Although novel molecular targeted drugs have been recognized as an effective therapy for non-small cell lung cancer (NSCLC) harboring epidermal growth factor receptor (EGFR) activating mutations, their efficacy fails to meet the expectation due to the acquired resistance in tumors. Up-regulation of the anti-apoptotic protein Survivin was shown to contribute to the resistance to EGFR tyrosine kinase inhibitors (TKI) in EGFR mutation-positive NSCLC. However, the unorganized tumor blood vessels impeded drug penetration into tumor tissue. The resulting insufficient intracellular drug/gene delivery in drug-resistant cancer cells remarkably weakened the drug efficacy in NSCLC. In this work, a multi-functional drug delivery system AP/ES was developed by using anti-EGFR aptamer (Apt)-modified polyamidoamine to co-deliver erlotinib and Survivin-shRNA. Chloroquine (CQ) was used in combination with AP/ES to normalize tumor vessels for sufficient drug/gene delivery to overcome drug resistance in NSCLC cells. The obtained AP/ES possessed desired physicochemical properties, good biostability, controlled drug release profiles, and strong selectivity to EGFR-mutated NSCLC mediated by Apt. CQ not only enhanced endosomal escape ability of AP/ES for efficient gene transfection to inhibit Survivin, but also showed strong vessel-normalization ability to improve tumor microcirculation, which further promoted drug delivery and enhanced drug efficacy in erlotinib-resistant NSCLC cells.

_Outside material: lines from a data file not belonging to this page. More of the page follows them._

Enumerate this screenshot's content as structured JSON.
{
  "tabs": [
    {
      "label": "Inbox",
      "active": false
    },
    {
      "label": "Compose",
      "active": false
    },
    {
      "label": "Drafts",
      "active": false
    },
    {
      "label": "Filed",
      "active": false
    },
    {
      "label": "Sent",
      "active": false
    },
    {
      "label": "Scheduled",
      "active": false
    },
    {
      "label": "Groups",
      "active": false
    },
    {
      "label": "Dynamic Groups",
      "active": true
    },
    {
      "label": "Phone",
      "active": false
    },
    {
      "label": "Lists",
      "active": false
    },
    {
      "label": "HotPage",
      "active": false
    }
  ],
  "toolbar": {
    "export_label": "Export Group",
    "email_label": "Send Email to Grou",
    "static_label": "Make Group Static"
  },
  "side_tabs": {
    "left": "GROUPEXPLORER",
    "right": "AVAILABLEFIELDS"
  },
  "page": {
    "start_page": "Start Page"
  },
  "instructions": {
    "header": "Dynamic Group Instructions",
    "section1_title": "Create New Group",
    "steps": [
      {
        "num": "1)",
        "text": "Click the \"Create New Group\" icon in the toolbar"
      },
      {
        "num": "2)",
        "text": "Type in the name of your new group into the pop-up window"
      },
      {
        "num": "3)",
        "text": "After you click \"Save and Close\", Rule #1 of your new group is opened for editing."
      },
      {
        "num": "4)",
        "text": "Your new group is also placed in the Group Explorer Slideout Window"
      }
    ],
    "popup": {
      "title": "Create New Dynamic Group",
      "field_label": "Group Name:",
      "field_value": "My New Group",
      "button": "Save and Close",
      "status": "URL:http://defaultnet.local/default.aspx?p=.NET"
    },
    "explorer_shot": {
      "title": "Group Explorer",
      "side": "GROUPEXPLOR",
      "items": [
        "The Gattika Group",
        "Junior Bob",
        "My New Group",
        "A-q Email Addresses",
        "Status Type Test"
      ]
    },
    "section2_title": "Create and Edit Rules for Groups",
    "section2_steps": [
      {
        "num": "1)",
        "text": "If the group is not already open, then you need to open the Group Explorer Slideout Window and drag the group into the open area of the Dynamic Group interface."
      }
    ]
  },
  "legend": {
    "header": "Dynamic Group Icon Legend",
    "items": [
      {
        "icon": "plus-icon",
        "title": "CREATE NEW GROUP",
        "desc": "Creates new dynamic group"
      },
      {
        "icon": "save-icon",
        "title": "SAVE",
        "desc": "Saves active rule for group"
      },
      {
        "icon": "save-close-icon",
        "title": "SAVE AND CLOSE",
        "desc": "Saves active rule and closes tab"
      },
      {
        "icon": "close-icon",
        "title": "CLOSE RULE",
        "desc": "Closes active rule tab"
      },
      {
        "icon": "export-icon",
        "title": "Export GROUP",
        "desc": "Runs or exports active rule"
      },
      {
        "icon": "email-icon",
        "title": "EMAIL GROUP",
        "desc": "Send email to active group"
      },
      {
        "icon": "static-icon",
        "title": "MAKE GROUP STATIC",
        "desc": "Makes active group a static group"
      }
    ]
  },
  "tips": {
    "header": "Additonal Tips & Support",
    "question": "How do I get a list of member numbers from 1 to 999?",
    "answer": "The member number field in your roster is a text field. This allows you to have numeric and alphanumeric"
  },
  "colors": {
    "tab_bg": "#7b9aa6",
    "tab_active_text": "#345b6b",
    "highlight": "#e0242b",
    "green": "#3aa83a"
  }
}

Our innovative gene/drug co-delivery system in combination with CQ showed a promising outcome in fighting against erlotinib resistance both in vitro and in vivo. This work indicates that normalization of tumor vessels could help intracellular erlotinib/Survivin-shRNA delivery and the down-regulation of Survivin could act synergistically with erlotinib for reversal of erlotinib resistance in EGFR mutation-positive NSCLC.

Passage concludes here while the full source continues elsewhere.